CORRECTION: First, I got all dyslexic and wrote pmw instead of pwm, sorry. The other error in my previous post is that I didn't get pwm values from ampgpu-ls, but from the ampgpu-pac --execute_pac terminal window as it printed the shell script on execution.

Ricks-Lab commented 5 years ago

I have checked it out here and it looks like the pwm values written to the card are correctly converted from the percentage value entered into the interface, but the resultant fan speed is different from what is specified. I will continue to investigate and research other implementations like rocm-smi.

csecht commented 5 years ago

UPDATE: I tested fan settings and readings with ROC-smi and it too does what ampgpu-pac does, it reports the fan speed (level) lower than what is set. A slight difference is that ROC-smi shows a 5 unit decrement in the fan level (on 0 to 255 scale), where amdgpu-pac & -monitor show a 8 unit decrement.

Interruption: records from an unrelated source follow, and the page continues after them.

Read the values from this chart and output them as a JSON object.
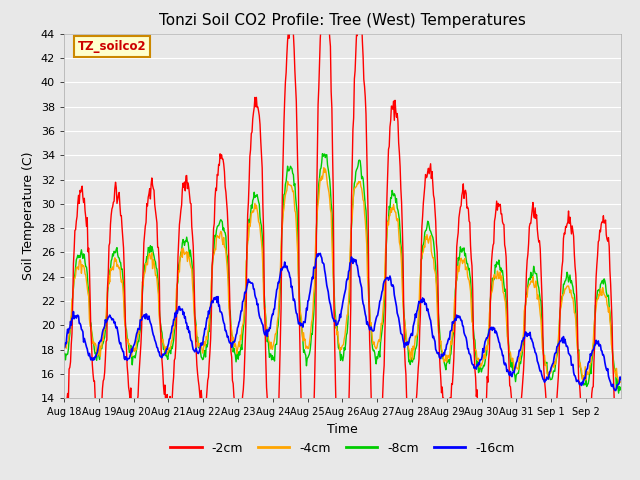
{
  "title": "Tonzi Soil CO2 Profile: Tree (West) Temperatures",
  "xlabel": "Time",
  "ylabel": "Soil Temperature (C)",
  "ylim": [
    14,
    44
  ],
  "yticks": [
    14,
    16,
    18,
    20,
    22,
    24,
    26,
    28,
    30,
    32,
    34,
    36,
    38,
    40,
    42,
    44
  ],
  "bg_color": "#e8e8e8",
  "series_labels": [
    "-2cm",
    "-4cm",
    "-8cm",
    "-16cm"
  ],
  "series_colors": [
    "#ff0000",
    "#ffa500",
    "#00cc00",
    "#0000ff"
  ],
  "x_tick_labels": [
    "Aug 18",
    "Aug 19",
    "Aug 20",
    "Aug 21",
    "Aug 22",
    "Aug 23",
    "Aug 24",
    "Aug 25",
    "Aug 26",
    "Aug 27",
    "Aug 28",
    "Aug 29",
    "Aug 30",
    "Aug 31",
    "Sep 1",
    "Sep 2"
  ],
  "annotation_text": "TZ_soilco2",
  "annotation_color": "#cc0000",
  "annotation_bg": "#ffffcc",
  "annotation_border": "#cc8800",
  "title_fontsize": 11,
  "axis_label_fontsize": 9,
  "tick_fontsize": 8,
  "legend_fontsize": 9
}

Both programs have the same stable points where the reported and set speeds agree (40% in the example below). I was running amdgpu-monitor during this run through rocm-smi commands and it showed the the same integer values as rocm-smi for % fan speed (e.g. 47% for rocm-smi's 47.84%)

Trimmed terminal output from a sequence of rocm-smi commands:

$ ./rocm-smi -d 1 --setfan 50% GPU[1] : Successfully set fan speed to Level 127

$ ./rocm-smi -d 1 --showfan GPU[1] : Fan Level: 122 (47.84)%

$ ./rocm-smi -d 1 --setfan 122 GPU[1] : Successfully set fan speed to Level 122

$ ./rocm-smi -d 1 --showfan GPU[1] : Fan Level: 117 (45.88)%

$ ./rocm-smi -d 1 --setfan 40% GPU[1] : Successfully set fan speed to Level 102

$ ./rocm-smi -d 1 --showfan GPU[1] : Fan Level: 102 (40.0)%

Ricks-Lab commented 5 years ago

Seems to be a driver limitation. We have covered the anomaly in the user guide

Will revisit if behavior changes in newer driver or kernel releases.